Comment 6 Kent Pirkle 2002-11-16 18:46:36 UTC
BTW - additional information on my bug is at
https://bugzilla.redhat.com/bugzilla/show_bug.cgi?id=73556

Comment 7 Eric Smith 2002-11-21 07:16:57 UTC
kmp, I don't think the issue is an incompatability with the Keyspan firmware,
though it is related to the firmware loading process.  I think it's caused by
the Cypress chip in the Keyspan attempting what Cypress calls "renumeration": 
when the device is initially detected with no firmware, it shows up with one ID.
 The driver detects this, loads the firmware, and tells the device to go.  The
device signals a USB disconnect, just as if it had been physically unplugged,
then an insertion.  This is to force the host to enumerate the bus again, at
which point it finds the same device with a different ID.

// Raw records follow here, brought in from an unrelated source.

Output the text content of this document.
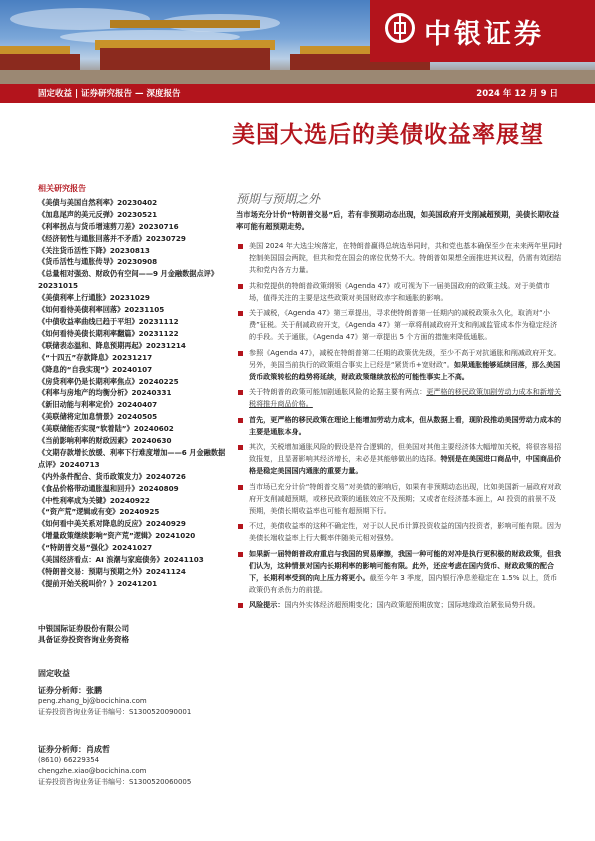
中银证券
固定收益 | 证券研究报告 — 深度报告	2024 年 12 月 9 日
美国大选后的美债收益率展望
预期与预期之外
相关研究报告
《美债与美国自然利率》20230402
《加息尾声的美元反弹》20230521
《利率拐点与货币增速剪刀差》20230716
《经济韧性与通胀回落并不矛盾》20230729
《关注货币活性下降》20230813
《货币活性与通胀传导》20230908
《总量相对强劲、财政仍有空间——9 月金融数据点评》20231015
《美债利率上行通胀》20231029
《如何看待美债利率回落》20231105
《中债收益率曲线已趋于平坦》20231112
《如何看待美债长期利率翻篇》20231122
《联储表态温和、降息预期再起》20231214
《“十四五”存款降息》20231217
《降息的“自我实现”》20240107
《房贷利率仍是长期利率焦点》20240225
《利率与房地产的均衡分析》20240331
《新旧动能与利率定价》20240407
《美联储将定加息情景》20240505
《美联储能否实现“软着陆”》20240602
《当前影响利率的财政因素》20240630
《文期存款增长放缓、利率下行难度增加——6 月金融数据点评》20240713
《内外条件配合、货币政策发力》20240726
《食品价格带动通胀温和回升》20240809
《中性利率成为关键》20240922
《“资产荒”逻辑或有变》20240925
《如何看中美关系对降息的反应》20240929
《增量政策继续影响“资产荒”逻辑》20241020
《“特朗普交易”强化》20241027
《美国经济看点：AI 浪潮与家庭债务》20241103
《特朗普交易：预期与预期之外》20241124
《提前开始关税叫价？》20241201
中银国际证券股份有限公司
具备证券投资咨询业务资格
固定收益
证券分析师：张鹏
peng.zhang_bj@bocichina.com
证券投资咨询业务证书编号：S1300520090001
证券分析师：肖成哲
(8610) 66229354
chengzhe.xiao@bocichina.com
证券投资咨询业务证书编号：S1300520060005
当市场充分计价“特朗普交易”后，若有非预期动态出现，如美国政府开支削减超预期，美债长期收益率可能有超预期走势。
美国 2024 年大选尘埃落定，在特朗普赢得总统选举同时，共和党也基本确保至少在未来两年里同时控制美国国会两院，但共和党在国会的席位优势不大。特朗普如果想全面推进其议程，仍需有效团结共和党内各方力量。
共和党提供的特朗普政策纲领《Agenda 47》或可视为下一届美国政府的政策主线。对于美债市场，值得关注的主要是这些政策对美国财政赤字和通胀的影响。
关于减税，《Agenda 47》第三章提出，寻求使特朗普第一任期内的减税政策永久化，取消对“小费”征税。关于削减政府开支，《Agenda 47》第一章将削减政府开支和削减监管成本作为稳定经济的手段。关于通胀，《Agenda 47》第一章提出 5 个方面的措施来降低通胀。
参照《Agenda 47》，减税在特朗普第二任期的政策优先级，至少不高于对抗通胀和削减政府开支。另外，美国当前执行的政策组合事实上已经是“紧货币+宽财政”。如果通胀能够延续回落，那么美国货币政策转松的趋势将延续，财政政策继续放松的可能性事实上不高。
关于特朗普的政策可能加剧通胀风险的论据主要有两点：更严格的移民政策加剧劳动力成本和新增关税将推升商品价格。
首先，更严格的移民政策在理论上能增加劳动力成本，但从数据上看，现阶段推动美国劳动力成本的主要是通胀本身。
其次，关税增加通胀风险的假设是符合逻辑的，但美国对其他主要经济体大幅增加关税，将很容易招致报复，且显著影响其经济增长，未必是其能够做出的选择。特别是在美国进口商品中，中国商品价格是稳定美国国内通胀的重要力量。
当市场已充分计价“特朗普交易”对美债的影响后，如果有非预期动态出现，比如美国新一届政府对政府开支削减超预期，或移民政策的通胀效应不及预期；又或者在经济基本面上，AI 投资的前景不及预期，美债长期收益率也可能有超预期下行。
不过，美债收益率的这种不确定性，对于以人民币计算投资收益的国内投资者，影响可能有限。因为美债长端收益率上行大概率伴随美元相对强势。
如果新一届特朗普政府重启与我国的贸易摩擦，我国一种可能的对冲是执行更积极的财政政策，但我们认为，这种情景对国内长期利率的影响可能有限。此外，还应考虑在国内货币、财政政策的配合下，长期利率受到的向上压力将更小。截至今年 3 季度，国内银行净息差稳定在 1.5% 以上，货币政策仍有杀伤力的前提。
风险提示：国内外实体经济超预期变化；国内政策超预期放宽；国际地缘政治紧张局势升级。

Based on the log messages, I think the Red Hat kernel is failing to deal with
the disconnect properly.


Comment 8 Pete Zaitcev 2002-11-26 23:01:09 UTC
Created attachment 86628 [details]
Try #1

Comment 9 Pete Zaitcev 2002-11-26 23:07:02 UTC
*** Bug 74256 has been marked as a duplicate of this bug. ***

Comment 10 Tom Wood 2002-11-27 00:55:31 UTC
As you can see in bug 74256, this isn't unique to the 19Q.  Try the stock kernel from ftp.kernel.org - 
it works, but doesn't (obviously) have the Red Hat patches.

Comment 11 Pete Zaitcev 2002-11-29 23:15:51 UTC
You can get Rawhide kernels to get Red Hat patches integrated.

Integrated milan >2.4.18-19 or Rawhide (should be at 2.4.20 a.t.m.)